On-chain and chart watchers struck a similar tone. Swissblock said price momentum and on-balance volume remain in a "weak momentum and participation regime," with momentum at -1 and OBV at -1.7 million, its lowest point in years, even after the reclaim of $67,000; it warned that "until then, the risk of another retest of the lows remains on the table." Nick Ruck, a director at LVRG Research, told Cointelegraph that despite the move, "momentum remains weak, with declining volume and stagnant on-chain metrics indicating that the recovery lacks conviction and could quickly fade." The total crypto market cap added roughly $39 billion, up 1.37%, to about $2.19 trillion, even as average daily trading volume stayed below normal at $52 billion to $55 billion, derivatives open interest rose to roughly $108 billion, funding rates stayed near neutral to slightly positive and liquidations eased to roughly $146 million, with the Coinbase Premium Index below zero and spot taker CVD slightly negative to neutral across most exchanges.

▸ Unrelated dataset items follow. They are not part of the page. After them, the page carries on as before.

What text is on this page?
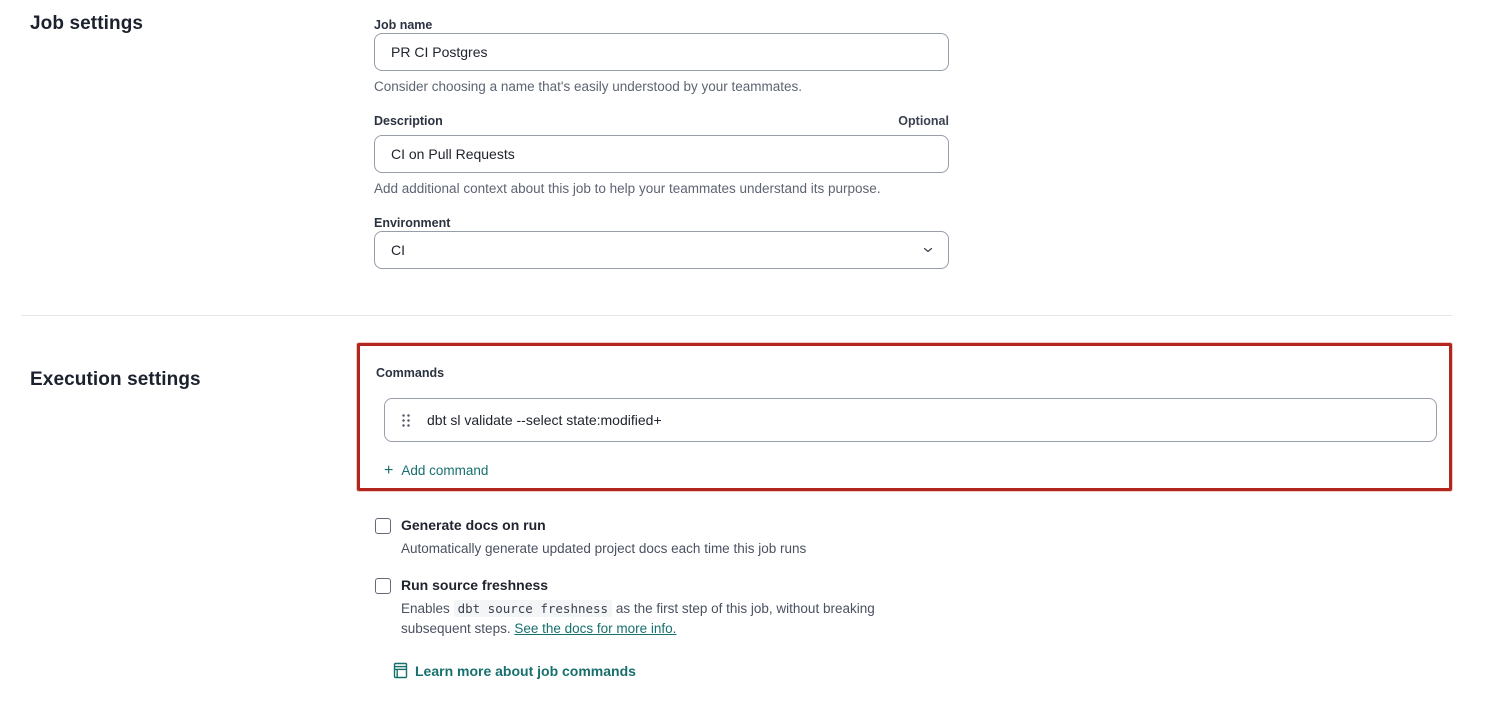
Job settings	Job name
PR CI Postgres
Consider choosing a name that's easily understood by your teammates.
Description	Optional
CI on Pull Requests
Add additional context about this job to help your teammates understand its purpose.
Environment
CI
Execution settings	Commands
dbt sl validate --select state:modified+
+ Add command
Generate docs on run
Automatically generate updated project docs each time this job runs
Run source freshness
Enables dbt source freshness as the first step of this job, without breaking subsequent steps. See the docs for more info.
Learn more about job commands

The backdrop in Switzerland has since clouded. Iran issued a renewed order to close the Strait of Hormuz, the chokepoint whose reopening had pulled oil down about 9% last week, even as Tehran's negotiators prepare to join talks led by Vice President JD Vance alongside Jared Kushner and Steve Witkoff on a permanent ceasefire, with a 60-day window that can be extended by mutual agreement. The Fed's two-day FOMC meeting is set to conclude on June 17 under new Chair Kevin Warsh, with the FedWatch Tool pricing in a hold at 3.50%-3.75%, while markets are also watching a Bank of Japan meeting where a 1.00% rate hike has been priced in, a setting that has historically coincided with sharp bitcoin corrections.